The second week of the Glasgow Climate Change Conference is off to a flying start. After opening November 1 in the Scottish city, COP26 is now entering its second and final week a crucial stage after the major announcements and various pledges from the States attending this climate summit.


As soon as November 2, participants committed to halting deforestation by 2030. This joint declaration will be adopted by more than 100 countries, home to 85% of the world's forests, including the boreal forest in Canada, the Amazon forest in Brazil and the rainforest of the Congo Basin.


The other major action from the beginning of this COP summit is a commitment among nations to reduce their methane emissions the second most polluting greenhouse gas after carbon dioxide. More than 80 countries signed up to a pledge from the United States and the European Union to reduce methane emissions by 30% by the end of the decade. Twenty-three new states, including Canada and Poland, also committed to moving away from coal, by the 2030s for developed countries and the 2040s for developing countries.

And these weren't the only notable announcements from the first week of this highly crucial summit. India surprised everyone by announcing its ambition to be carbon-neutral by 2070.   


Financial aid for developing countries

Alongside the main, official announcements, outside the walls of the Scottish Event Campus (the Glasgow convention center where COP26 is taking place), opinion is more than mixed. Saturday, November 6, environmental activists, NGO members and citizens from around the world took to the streets to denounce climate inaction and injustice.


And while the activist Greta Thunberg called out the summit as a "greenwash festival," experts remain cautious about the value of the commitments made during the first week. "We've made much more progress in some ways than we could have ever imagined even [...] a couple of years ago, but at the same time we're nowhere near enough," said Helen Mountford, from the think tank World Resources Institute, quoted by AFP.


Former COP21 President Laurent Fabius, who was in Glasgow, Sunday, November 7, reminded States that they shouldn't miss the opportunity to take bold action in order to meet the terms of the Paris Agreement. The former French government minister particularly emphasized the importance of governing international carbon markets, as well as the long-standing promise to provide $100 billion annually to developing countries.

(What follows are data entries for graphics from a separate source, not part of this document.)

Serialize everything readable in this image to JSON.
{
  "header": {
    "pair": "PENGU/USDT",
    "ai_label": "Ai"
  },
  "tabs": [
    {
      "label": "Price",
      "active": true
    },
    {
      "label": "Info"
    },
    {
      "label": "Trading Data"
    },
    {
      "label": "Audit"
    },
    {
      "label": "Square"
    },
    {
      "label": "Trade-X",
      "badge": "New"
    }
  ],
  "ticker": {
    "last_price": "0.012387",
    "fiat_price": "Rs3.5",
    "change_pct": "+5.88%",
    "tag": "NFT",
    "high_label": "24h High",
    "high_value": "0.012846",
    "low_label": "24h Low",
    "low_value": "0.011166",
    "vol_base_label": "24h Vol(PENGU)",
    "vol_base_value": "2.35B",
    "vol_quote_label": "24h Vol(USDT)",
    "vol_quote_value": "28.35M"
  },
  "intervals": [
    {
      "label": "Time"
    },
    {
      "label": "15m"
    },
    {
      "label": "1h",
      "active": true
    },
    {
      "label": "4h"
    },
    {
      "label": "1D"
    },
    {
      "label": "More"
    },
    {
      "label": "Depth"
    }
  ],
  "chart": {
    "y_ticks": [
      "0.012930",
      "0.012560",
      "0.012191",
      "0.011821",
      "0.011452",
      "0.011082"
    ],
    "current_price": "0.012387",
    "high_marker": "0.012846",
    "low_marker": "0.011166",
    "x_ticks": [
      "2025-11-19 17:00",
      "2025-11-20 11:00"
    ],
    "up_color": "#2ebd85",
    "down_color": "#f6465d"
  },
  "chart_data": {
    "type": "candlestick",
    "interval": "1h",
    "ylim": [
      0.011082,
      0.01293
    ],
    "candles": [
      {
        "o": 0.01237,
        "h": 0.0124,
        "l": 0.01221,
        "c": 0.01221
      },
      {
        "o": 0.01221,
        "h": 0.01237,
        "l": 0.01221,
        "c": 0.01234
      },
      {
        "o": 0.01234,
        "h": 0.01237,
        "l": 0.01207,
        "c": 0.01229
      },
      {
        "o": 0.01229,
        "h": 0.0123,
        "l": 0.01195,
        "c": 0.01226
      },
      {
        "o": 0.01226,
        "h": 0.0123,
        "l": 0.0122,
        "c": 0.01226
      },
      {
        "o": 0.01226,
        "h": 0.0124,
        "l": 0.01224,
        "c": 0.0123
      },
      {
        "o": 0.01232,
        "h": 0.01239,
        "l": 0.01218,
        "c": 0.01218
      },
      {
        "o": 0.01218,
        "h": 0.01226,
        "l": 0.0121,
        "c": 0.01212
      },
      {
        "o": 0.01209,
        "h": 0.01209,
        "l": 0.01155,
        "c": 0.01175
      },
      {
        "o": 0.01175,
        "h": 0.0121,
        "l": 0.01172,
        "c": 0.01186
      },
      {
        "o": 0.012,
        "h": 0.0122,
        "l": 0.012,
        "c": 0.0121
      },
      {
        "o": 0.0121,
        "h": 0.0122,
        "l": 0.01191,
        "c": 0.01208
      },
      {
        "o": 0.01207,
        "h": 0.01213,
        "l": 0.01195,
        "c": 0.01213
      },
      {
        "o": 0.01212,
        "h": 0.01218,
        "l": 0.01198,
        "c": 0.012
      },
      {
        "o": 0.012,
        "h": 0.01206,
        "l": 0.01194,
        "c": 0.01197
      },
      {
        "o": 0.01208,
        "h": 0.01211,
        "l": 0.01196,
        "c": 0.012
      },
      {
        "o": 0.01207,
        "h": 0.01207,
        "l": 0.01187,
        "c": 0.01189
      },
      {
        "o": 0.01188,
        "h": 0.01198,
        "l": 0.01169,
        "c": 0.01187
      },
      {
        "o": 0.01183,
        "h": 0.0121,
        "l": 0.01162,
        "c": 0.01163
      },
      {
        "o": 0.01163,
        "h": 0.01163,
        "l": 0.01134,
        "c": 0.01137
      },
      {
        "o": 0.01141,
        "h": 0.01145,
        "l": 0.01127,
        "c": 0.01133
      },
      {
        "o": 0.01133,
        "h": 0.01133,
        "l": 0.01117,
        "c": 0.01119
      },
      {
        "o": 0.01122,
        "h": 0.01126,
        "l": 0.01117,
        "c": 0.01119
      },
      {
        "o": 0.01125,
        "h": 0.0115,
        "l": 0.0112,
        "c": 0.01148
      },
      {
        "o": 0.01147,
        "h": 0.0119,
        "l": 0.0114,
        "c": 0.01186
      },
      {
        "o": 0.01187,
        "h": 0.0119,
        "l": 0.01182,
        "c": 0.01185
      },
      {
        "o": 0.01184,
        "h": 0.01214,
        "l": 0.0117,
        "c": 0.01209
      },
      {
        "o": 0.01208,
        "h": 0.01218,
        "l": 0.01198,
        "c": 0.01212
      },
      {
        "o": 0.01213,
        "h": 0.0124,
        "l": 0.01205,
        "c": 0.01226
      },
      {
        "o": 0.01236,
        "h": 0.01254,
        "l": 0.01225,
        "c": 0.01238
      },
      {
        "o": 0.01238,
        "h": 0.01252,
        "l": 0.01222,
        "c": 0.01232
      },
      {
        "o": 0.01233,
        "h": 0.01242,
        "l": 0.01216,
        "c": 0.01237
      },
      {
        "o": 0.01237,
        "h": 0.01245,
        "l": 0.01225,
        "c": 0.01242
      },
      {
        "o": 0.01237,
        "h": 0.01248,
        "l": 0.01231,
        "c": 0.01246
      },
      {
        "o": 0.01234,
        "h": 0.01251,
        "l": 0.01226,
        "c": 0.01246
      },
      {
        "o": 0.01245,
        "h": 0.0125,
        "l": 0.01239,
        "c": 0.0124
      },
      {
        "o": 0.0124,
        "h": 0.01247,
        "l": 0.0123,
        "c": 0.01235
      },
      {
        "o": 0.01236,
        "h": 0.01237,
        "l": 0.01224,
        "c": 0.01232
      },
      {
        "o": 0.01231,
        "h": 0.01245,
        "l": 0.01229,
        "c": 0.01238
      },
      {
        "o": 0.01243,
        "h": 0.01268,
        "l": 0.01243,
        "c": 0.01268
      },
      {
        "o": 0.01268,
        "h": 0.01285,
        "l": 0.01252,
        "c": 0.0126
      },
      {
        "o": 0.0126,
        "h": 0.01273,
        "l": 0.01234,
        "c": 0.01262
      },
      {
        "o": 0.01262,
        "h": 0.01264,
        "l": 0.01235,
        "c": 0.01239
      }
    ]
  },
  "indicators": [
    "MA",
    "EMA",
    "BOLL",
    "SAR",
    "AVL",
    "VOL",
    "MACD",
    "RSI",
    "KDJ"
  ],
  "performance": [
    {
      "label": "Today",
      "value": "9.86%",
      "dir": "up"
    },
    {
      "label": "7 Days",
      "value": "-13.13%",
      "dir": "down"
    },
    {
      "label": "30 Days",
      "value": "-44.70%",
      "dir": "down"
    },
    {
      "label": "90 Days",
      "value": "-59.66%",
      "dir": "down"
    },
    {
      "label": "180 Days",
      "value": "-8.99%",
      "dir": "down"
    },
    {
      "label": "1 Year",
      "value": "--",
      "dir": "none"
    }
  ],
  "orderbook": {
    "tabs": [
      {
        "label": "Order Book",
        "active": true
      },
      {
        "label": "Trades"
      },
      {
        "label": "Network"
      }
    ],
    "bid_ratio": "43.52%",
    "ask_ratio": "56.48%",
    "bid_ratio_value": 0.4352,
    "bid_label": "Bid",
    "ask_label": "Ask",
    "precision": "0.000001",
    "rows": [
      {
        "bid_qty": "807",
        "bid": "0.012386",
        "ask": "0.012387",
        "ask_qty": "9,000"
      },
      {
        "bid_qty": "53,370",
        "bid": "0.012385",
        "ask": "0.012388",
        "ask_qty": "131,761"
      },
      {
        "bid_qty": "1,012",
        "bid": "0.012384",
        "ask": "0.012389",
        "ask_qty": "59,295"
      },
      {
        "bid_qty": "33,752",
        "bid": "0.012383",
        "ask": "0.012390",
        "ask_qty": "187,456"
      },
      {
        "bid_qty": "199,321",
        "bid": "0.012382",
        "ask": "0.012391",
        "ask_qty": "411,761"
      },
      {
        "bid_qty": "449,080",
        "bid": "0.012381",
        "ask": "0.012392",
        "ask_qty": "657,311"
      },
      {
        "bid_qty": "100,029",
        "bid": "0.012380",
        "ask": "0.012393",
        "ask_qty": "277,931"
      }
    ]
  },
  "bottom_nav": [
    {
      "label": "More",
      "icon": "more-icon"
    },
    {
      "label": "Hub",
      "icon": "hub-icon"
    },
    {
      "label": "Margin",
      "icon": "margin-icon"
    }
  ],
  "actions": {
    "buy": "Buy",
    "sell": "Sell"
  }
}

According to a study by the NGO Christian Aid, published Monday, November 8 in the journal Nature, the countries most affected by the consequences of global warming could see their GDP per capita collapse by more than 80%.


Financial aid for developing countries is one of the crucial issues of this second week of COP26, which ends November 12. By then, a common text will have to be drafted, approved and signed by all the representatives of the States participating in the summit.